The Rise of NoSQL

Recently I read about the Cassandra project. It is a distributed database. The goal is to store a large amount of data. It uses the Google BigTable model (more on BigTable later). The databases stores key value pairs.

Cassandra was created by FaceBook. It is used by FaceBook, Twitter, and Digg. It is an open source project managed by Apache. The intended use is large web applications. There are other projects similar to Cassandra. They are part of the NoSQL movement. Are these databases poised to replace the relational ones like Oracle, DB2, and SQL Server? Let’s see what these NoSQL databases have to offer.

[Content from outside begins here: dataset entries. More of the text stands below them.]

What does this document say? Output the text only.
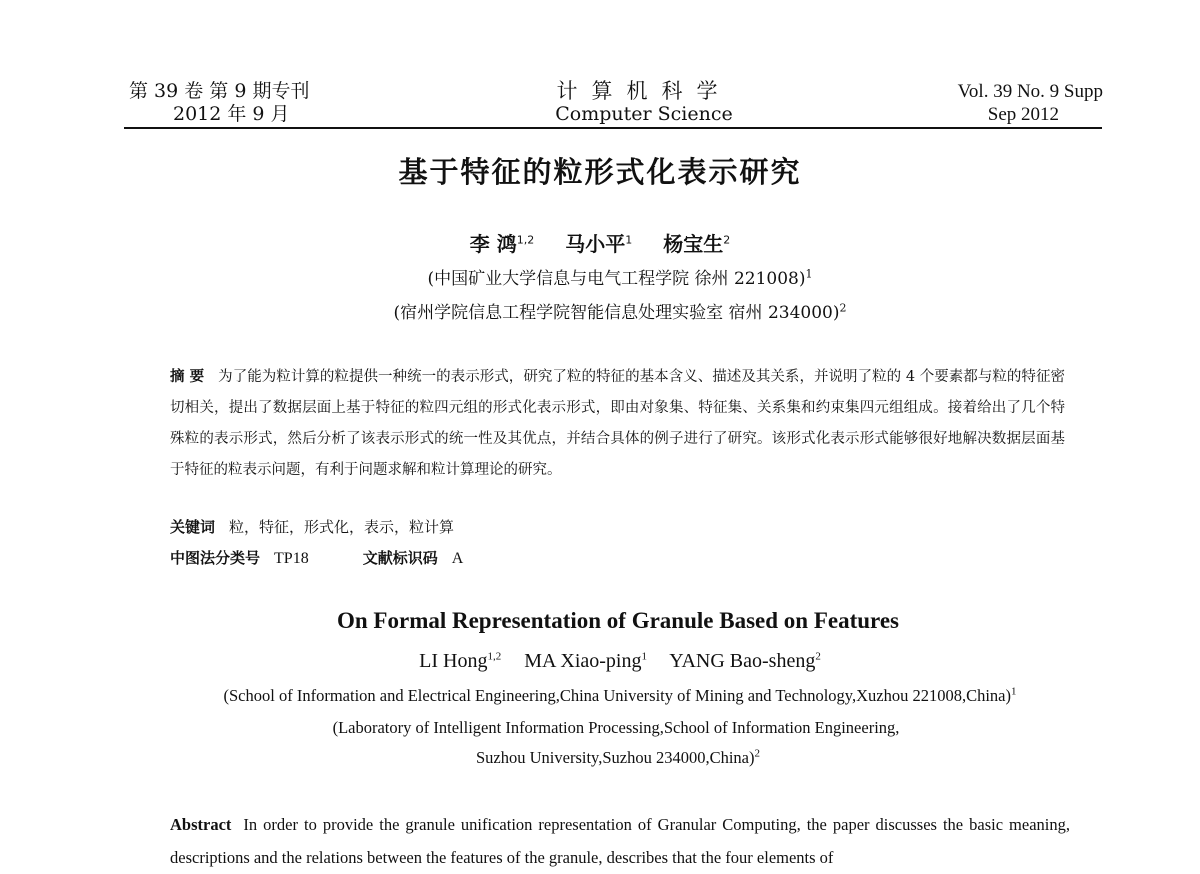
第 39 卷 第 9 期专刊
2012 年 9 月
计算机科学
Computer Science
Vol. 39 No. 9 Supp
Sep 2012
基于特征的粒形式化表示研究
李 鸿$^{1,2}$ 马小平$^1$ 杨宝生$^2$
(中国矿业大学信息与电气工程学院 徐州 221008)$^1$
(宿州学院信息工程学院智能信息处理实验室 宿州 234000)$^2$
摘 要 为了能为粒计算的粒提供一种统一的表示形式，研究了粒的特征的基本含义、描述及其关系，并说明了粒的 4 个要素都与粒的特征密切相关，提出了数据层面上基于特征的粒四元组的形式化表示形式，即由对象集、特征集、关系集和约束集四元组组成。接着给出了几个特殊粒的表示形式，然后分析了该表示形式的统一性及其优点，并结合具体的例子进行了研究。该形式化表示形式能够很好地解决数据层面基于特征的粒表示问题，有利于问题求解和粒计算理论的研究。
关键词 粒，特征，形式化，表示，粒计算
中图法分类号 TP18	文献标识码 A
On Formal Representation of Granule Based on Features
LI Hong$^{1,2}$ MA Xiao-ping$^1$ YANG Bao-sheng$^2$
(School of Information and Electrical Engineering,China University of Mining and Technology,Xuzhou 221008,China)$^1$
(Laboratory of Intelligent Information Processing,School of Information Engineering,
Suzhou University,Suzhou 234000,China)$^2$
Abstract In order to provide the granule unification representation of Granular Computing, the paper discusses the basic meaning, descriptions and the relations between the features of the granule, describes that the four elements of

NoSQL in general are data stores that do not impose a fixed structure for the data. Access to the NoSQL databases tries to avoid joins. The technical term for these databases is structured storage. They have weak consistency. That means if you update a copy on your server, the update is not guaranteed to be propagated everywhere immediately. These type of databases also have very simple interfaces.

Let’s go over some other NoSQL databases. Hadoop is a project with many subprojects. One such subproject is MapReduce, which is a framework for large data set distributed processing. Then there is Google’s BigTable. It is a distributed storage system that can scale to a large size.

Next we have MemCacheDB. It is a distributed key value storage system. Despite the name, it is not for caching. It is a persistent storage mechanism that uses the memcache protocol to access a Berkeley database on the back end. Another NoSQL database is project Voldemort. It is a distributed database providing key value storage. LinkedIn uses it.

CouchDB is an Apache project. It is a document oriented database. You query it using MapReduce. It has a RESTful JSON API. Note that CouchDB is written in the Erlang functional programming language. A similar offering is MongoDB. The name is a play on humongous. It is also a document oriented database. This one was written in C++. It collects JSON documents and stored them in a binary BSON format.

I have covered a lot of NoSQL implementation. They mostly provided distributed storage. Although they scale very well for large data sets, their functionality is limited. They are not a replacement for relational databases. You still need RDBs for transaction processing. Nonetheless it is good to know a bit about the NoSQL movement, and the problems it tries to solve.